2. C. S. LEWIS: THE AUTHENTIC VOICE by Wm Griffin. I had to order this one to track down a quote in my "Missing Women" piece. Turns out it's just a re-issue of his CSL: A DRAMATIC LIFE under a different title. Since the latter is readily available, shd I decide I want to read it, this one can go.

3. C. S. LEWIS AND NARNIA FOR DUMMIES by Richard Wagner. This one must have seemed a good idea at the time. I not only bought it but read it and marked it up. The best parts are probably the cartoons by Tennant, who clearly knows nothing about CSL, making for an amusing disjunction.

4. A POCKET COMPANION TO NARNIA by Paul F. Ford. This looks like a wonderful little book for anyone doing work on Narnia;  a sort of CSL edition of Rbt Foster's ever-useful GUIDE TO MIDDLE-EARTH. Since I've never made any use of it in the eight years I've had it, and hope never to have to work on Narnia, this really shd go to someone who'll make better use of it.

5. A SEVERE MERCY by Sheldon Vanauken. I don't know why I have two copies of a book I've never taken the time to actually read, but one of them can surely go

6. THE SCREWTAPE LETTERS by C. S. Lewis. The first Lewis book I ever read, and still one of my favorites.
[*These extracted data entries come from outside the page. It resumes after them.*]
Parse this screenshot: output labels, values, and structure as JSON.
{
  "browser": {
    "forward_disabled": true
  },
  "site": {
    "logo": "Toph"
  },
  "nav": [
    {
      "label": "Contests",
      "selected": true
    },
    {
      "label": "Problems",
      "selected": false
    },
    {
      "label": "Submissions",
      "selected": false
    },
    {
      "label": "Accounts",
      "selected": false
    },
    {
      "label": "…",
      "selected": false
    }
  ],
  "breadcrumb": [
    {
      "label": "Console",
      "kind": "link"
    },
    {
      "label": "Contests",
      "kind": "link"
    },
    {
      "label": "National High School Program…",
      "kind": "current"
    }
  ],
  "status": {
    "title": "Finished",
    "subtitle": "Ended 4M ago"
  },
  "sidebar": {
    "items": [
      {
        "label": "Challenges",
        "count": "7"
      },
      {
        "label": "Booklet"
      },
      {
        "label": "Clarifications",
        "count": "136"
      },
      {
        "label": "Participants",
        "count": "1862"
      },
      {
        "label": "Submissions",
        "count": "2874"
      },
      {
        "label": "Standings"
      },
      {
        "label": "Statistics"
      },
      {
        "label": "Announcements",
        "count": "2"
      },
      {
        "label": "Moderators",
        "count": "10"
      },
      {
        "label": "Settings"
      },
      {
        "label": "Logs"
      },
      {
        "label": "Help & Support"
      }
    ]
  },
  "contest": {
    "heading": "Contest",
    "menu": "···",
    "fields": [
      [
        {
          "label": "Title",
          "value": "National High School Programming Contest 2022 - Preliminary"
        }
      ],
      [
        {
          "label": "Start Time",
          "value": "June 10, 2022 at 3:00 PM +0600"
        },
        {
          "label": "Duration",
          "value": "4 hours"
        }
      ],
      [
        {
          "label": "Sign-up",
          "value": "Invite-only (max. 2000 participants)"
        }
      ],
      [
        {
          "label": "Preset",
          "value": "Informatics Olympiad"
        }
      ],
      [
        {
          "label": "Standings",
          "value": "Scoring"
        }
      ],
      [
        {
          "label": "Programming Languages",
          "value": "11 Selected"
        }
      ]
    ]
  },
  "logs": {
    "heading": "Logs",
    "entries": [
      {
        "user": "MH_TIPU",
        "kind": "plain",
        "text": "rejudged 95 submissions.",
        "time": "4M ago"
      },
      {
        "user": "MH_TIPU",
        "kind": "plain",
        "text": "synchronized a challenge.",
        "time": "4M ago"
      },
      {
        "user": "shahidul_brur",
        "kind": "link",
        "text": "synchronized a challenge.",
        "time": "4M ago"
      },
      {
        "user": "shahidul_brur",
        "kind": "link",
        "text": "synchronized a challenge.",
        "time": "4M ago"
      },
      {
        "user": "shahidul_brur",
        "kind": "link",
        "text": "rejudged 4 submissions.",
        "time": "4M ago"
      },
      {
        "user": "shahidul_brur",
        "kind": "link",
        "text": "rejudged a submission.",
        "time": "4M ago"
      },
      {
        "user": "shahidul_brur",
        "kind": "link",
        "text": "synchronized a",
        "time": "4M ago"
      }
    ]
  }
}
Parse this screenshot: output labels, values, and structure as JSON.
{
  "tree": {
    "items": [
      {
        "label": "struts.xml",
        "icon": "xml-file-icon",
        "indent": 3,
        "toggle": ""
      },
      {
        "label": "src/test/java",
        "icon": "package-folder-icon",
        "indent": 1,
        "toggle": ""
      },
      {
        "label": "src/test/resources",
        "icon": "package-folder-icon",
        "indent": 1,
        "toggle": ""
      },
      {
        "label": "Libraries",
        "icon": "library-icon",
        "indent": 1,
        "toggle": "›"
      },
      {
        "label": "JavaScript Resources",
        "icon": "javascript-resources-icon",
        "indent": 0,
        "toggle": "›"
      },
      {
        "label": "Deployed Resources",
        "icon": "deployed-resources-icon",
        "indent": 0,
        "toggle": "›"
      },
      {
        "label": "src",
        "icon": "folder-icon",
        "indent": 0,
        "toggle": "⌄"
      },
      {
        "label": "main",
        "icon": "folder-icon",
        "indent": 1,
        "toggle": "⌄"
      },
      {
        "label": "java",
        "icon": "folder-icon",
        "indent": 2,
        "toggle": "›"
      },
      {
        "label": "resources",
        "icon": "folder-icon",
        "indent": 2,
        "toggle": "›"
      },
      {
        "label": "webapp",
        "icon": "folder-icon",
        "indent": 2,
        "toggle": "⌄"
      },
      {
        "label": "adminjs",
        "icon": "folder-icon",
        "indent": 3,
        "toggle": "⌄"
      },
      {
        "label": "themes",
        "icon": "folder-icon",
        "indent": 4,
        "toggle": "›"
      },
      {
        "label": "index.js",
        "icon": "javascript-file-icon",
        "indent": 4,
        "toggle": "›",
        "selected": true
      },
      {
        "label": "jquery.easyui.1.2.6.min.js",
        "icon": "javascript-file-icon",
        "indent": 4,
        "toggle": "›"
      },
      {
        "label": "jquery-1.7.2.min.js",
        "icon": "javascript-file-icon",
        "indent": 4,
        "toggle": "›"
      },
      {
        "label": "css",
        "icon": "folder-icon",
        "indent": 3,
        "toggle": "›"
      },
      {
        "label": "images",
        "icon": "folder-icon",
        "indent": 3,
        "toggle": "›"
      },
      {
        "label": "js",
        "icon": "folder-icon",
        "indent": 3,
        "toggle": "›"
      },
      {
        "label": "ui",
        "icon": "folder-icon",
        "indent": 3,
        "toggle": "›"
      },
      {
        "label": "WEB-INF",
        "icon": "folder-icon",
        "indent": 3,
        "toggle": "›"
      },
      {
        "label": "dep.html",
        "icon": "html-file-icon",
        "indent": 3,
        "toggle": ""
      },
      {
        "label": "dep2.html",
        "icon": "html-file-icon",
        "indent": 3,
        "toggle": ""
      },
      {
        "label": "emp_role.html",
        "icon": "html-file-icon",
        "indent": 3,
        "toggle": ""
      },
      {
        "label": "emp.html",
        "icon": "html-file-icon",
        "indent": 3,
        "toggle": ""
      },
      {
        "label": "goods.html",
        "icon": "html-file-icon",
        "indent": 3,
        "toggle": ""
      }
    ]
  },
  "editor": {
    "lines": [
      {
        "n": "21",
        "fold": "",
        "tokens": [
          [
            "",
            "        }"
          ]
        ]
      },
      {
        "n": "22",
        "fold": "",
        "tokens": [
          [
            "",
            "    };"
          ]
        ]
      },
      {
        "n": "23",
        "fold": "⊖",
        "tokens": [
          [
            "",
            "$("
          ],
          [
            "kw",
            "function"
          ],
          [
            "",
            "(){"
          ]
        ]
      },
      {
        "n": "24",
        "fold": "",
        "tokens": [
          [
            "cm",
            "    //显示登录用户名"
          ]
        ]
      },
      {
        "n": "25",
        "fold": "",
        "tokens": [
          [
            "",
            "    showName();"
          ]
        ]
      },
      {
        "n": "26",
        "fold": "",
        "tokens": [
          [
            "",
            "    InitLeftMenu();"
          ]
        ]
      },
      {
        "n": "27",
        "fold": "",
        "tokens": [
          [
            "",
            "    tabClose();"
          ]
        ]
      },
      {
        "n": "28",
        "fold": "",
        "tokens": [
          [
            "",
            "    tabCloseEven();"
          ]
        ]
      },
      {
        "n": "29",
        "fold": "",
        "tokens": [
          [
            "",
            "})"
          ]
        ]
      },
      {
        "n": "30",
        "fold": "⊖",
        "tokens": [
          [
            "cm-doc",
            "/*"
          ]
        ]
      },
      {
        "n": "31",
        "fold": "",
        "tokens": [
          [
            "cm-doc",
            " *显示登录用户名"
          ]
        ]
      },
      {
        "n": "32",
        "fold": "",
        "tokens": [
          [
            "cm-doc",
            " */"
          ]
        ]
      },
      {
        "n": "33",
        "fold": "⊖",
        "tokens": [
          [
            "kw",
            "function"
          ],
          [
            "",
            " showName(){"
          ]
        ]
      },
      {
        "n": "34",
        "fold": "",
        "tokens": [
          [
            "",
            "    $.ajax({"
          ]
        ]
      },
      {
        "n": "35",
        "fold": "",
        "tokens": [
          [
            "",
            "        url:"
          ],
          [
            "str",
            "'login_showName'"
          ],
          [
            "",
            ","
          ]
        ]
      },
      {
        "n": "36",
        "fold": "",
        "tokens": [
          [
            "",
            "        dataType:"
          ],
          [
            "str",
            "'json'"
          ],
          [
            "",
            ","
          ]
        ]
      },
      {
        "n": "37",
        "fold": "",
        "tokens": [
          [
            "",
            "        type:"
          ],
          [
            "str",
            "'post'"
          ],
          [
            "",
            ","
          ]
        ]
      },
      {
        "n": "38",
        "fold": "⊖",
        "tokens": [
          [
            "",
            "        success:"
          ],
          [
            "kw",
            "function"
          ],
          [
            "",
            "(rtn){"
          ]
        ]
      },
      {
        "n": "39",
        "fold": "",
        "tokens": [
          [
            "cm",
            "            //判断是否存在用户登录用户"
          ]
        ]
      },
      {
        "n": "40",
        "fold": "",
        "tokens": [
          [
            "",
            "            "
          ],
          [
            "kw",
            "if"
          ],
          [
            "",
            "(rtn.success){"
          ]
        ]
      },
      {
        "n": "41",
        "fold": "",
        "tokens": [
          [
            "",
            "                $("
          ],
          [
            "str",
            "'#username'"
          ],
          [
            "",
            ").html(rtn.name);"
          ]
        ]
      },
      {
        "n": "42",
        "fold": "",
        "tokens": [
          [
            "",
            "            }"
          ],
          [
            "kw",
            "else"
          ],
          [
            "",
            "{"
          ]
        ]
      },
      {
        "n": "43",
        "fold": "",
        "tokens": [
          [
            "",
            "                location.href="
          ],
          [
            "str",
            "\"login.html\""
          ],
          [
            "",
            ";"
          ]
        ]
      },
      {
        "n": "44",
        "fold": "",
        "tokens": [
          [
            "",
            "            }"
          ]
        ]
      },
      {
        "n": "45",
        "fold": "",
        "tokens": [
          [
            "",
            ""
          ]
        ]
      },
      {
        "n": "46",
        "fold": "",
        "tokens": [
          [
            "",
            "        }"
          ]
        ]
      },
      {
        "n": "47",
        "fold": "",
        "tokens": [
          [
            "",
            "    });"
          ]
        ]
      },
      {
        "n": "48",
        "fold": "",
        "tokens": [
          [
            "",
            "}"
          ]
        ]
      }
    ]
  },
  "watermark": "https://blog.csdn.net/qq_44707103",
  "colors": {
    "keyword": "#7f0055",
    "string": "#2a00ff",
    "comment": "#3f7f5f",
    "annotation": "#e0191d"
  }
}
However, we can probably get by if we trim our three copies down to just two (preliminary to deciding which of those two ultimately stays and which goes).

7. A PREFACE TO PARADISE LOST by C. S. L. Again, this is a duplicate: I'm keeping the hardcover and letting the (trade) paperback go.

There would have been an eighth book, Taum Santoski's copy of THE C. S. LEWIS HOAX by Kathryn Lindskoog, but glancing through it I found that I'd forgotten Taum had annotated it in some places, so I'll be hanging on to this one for a while.

One thing such a sort-out does is highlight a few things that I really shd get to fill some gaps: Lewis's book on Spenser, more of his literary essays (alas that REHABILITATIONS and the ESSAY COLLECTION are alike outside my budget), his first book SPIRITS IN BONDAGE (probably in one of the print-on-demand reprints, now that I know they exist), the volume of Joy Gresham letters, and (when opportunity offers) the recent Boenig book on CSL AND THE MIDDLE AGES. Similarly, I have all but two of Warnie's books, and really shd get the ones I'm missing, having enjoyed those I read of his quite a lot.

And now, back to more sorting and re-arranging; first of the displaced books, and then of the Tolkien shelves.

--John R.
current reading: THE FALL OF ARTHUR, Walter Raleigh on Blake.